Yine de söylentilerde son durum şu: Ya Beymen ya da Özlem Önal açıyor Prada’yı. Hatta Beymen’in anlaşma imzaladığı söyleniyor. Önal’ın ise mağazayı Abdi İpekçi Caddesi’ndeki Cristofle’ın olduğu binaya açacağını yakın çevresine çoktan müjdelediği gelen duyumlar arasında.
Yakında bu iş netleşecek ve Nişantaşılı rahata erecek tabii.
Laçin Hanım’la ilgili radikal öneri
Sanem-Kudret mevzusundan nemalanmak isteyen Berna Laçin’in kendini ortalara atıp vıdı vıdı konuşmasını eleştirince çarşamba günkü yazıda, özellikle kadın okurdan şahane destek geldi.
Mesela Deniz U. adlı okur özetle şunları yazmış mail’inde: "Hakikaten nedir bu Berna Laçin’in namuslu ev kadını tripleri? Sadece Berna Laçin değil, bence aldatılan eş de samimiyetsiz ve sahte bir görüntü sunuyor. Sanem Çelik hayranı değilim, ne dizisini ne kendisini seyrederim, ama bu mıymıntı kadınlar yüzünden Çelik’e helal olsun diyesim geliyor."
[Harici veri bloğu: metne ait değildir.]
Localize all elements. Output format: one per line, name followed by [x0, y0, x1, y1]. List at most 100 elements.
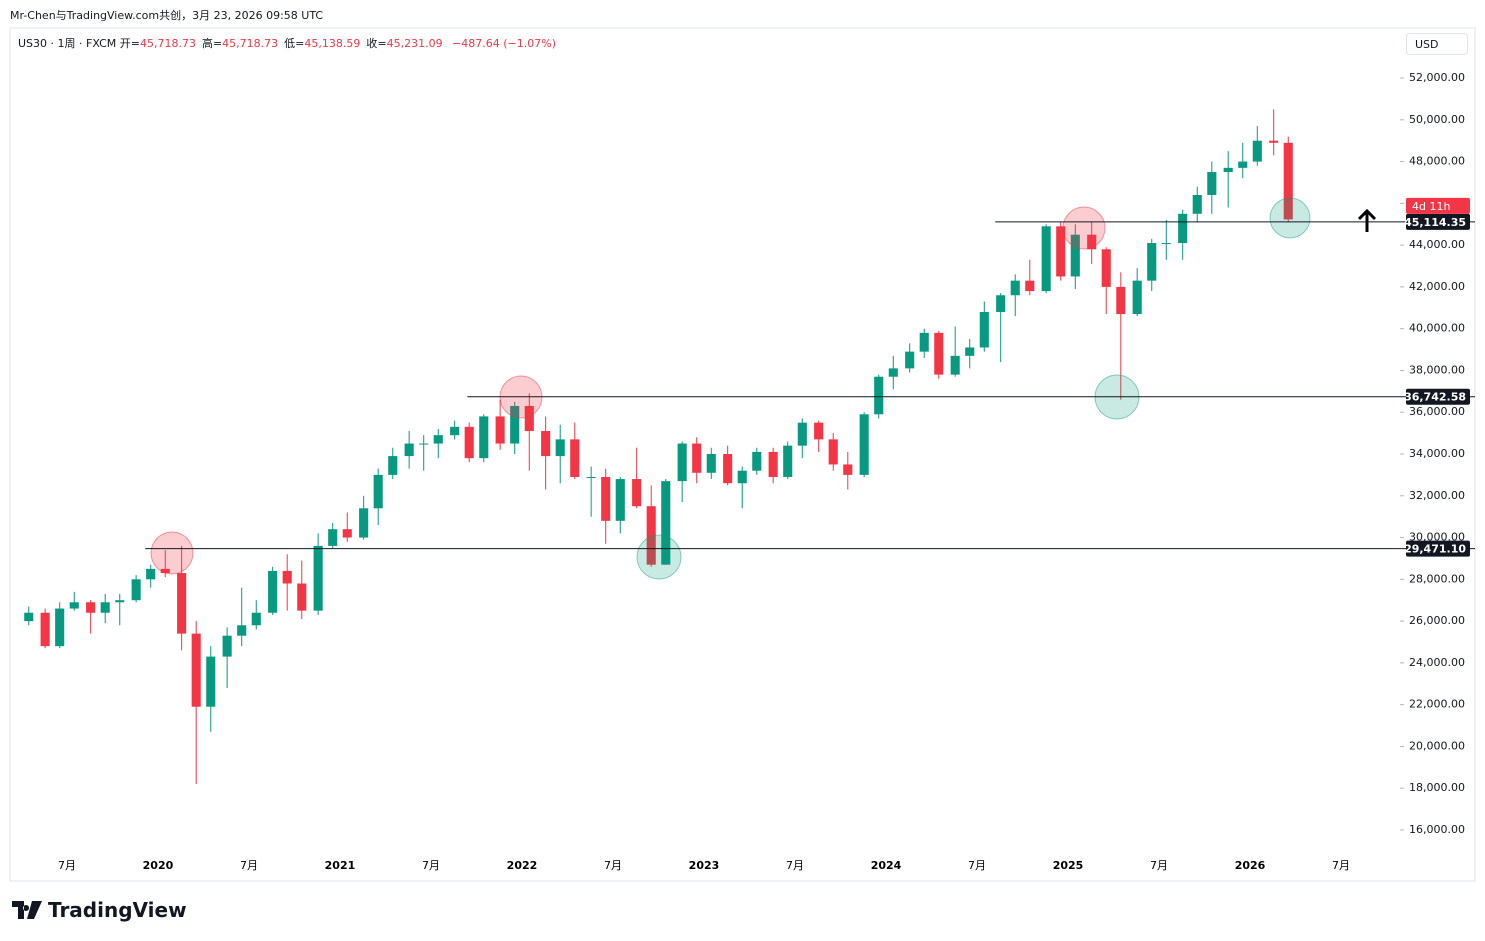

Feryal Hanım’ın önerisi ise epey radikal, yazmadan duramadım hani: "Eğer Sanem Çelik’i Aliye’den çıkarırlarsa, Berna Hanım’ı da Belalı Baldız’dan çıkarsınlar."
POST MODERN BEYAZ ATLI PRENS" NOTU: Mağrur eş Esra Akkaya, "O beyaz cip benim beyaz atımdı. Ben de o cipte çok çay içtim" demiş. Böylece beyaz atlı prens ikonunun nasıl beyaz cipli prense dönüştüğüne dair leziz bir veri elde edilmiş oldu.
Geliyorlar, bir zahmet çekin
Bir halkla ilişkiler şirketi şöyle bir mail göndermiş: "Sayın basın mensubu. Balayında olan Yeşim Salkım ve eşi İlker İnanoğlu, 8 Mart 2006 Çarşamba günü saat 21.45’te British Airways Havayolları ile Türkiye’ye gelecekler. Konuyu bilgilerinize sunar, iyi çalışmalar dileriz".
Tabii bu mail’i iki buket çiçek alıp karşılamaya gidelim diye atmıyorlar.
Asıl dert, çiftin boy boy fotoğrafları çekilsin, sonra da altına "Mutlu mesut döndüler" minvalinde bir şeyler çiziktirilsin.
Belki tüm ünlüler haber veriyordur kaçta havaalanına ineceğini, ama bu denli profesyonel "iniş" yapanına rastlamamıştım ben.
"EN BİLDİK HAVAALANI ÜNLÜSÜ KİMDİR" NOTU:
Tabii ki Tarkan! Sürekli yurtdışına gidip geldiği için habire havaalanında görüntüleniyor kendisi.
Uzak mesafeleri aydınlattın...
Nebil Özgentürk’ün Dünya Kadınlar Günü vesilesiyle Duygu Asena’ya ayırdığı özel programı CNN Türk’te izlerken maziye ışınlandım aniden.
Yaklaşık 10 yıl önce Duygu Asena’nın yayın yönetmenliğini yaptığı Negatif ve Kim dergilerinde çalıştığım zamanları, ilk iş görüşmesinde sempatik görüneyim diye "Aynı gün doğmuşuz Duygu Hanım, siz de Koç’sunuz, ben de" diye zırvalamamı ve tabii onun sürekli gülen aydınlık yüzünü anımsadım.
Programda yine o gülen yüzünü görünce kendimi iyi hissettim.
Sezen Aksu’nun dediği gibi, o herkese yol feneri oldu, uzak mesafeleri aydınlattı.
Daha ne olsun?
Küllerden geriye kalan
Brokeback Mountain gösterime girince şu mesele de konuşulacak sanırım: Bu kovboylar tam olarak ne?
Ertuğrul Özkök çarşamba günü yazdı: "Arkadaş mı, eşcinsel çift mi, heteroseksüel mi, yoksa biseksüel mi, yoksa bunların hepsi mi olduğunu anlamadığım bu iki insanı anlatan film gerçekten çok etkileyiciydi."
Ben biseksüel olduklarını düşünmüştüm bu iki kovboyun ilk izlediğimde ve öyle de yazmıştım.
Ama o kadınlara gerçekten aşık olmadıklarına göre o zaman gay miydiler? Şimdi bunu düşünüyorum.
Ya da bunların çok önemi var mı gerçekten? Sonuçta filmde olduğu gibi, küllere karışıyor her şey.
Ve Özkök’ün dediği gibi, "geriye kalan küllerden herkesin bahçesine yetecek kadar hüzün kalıyor."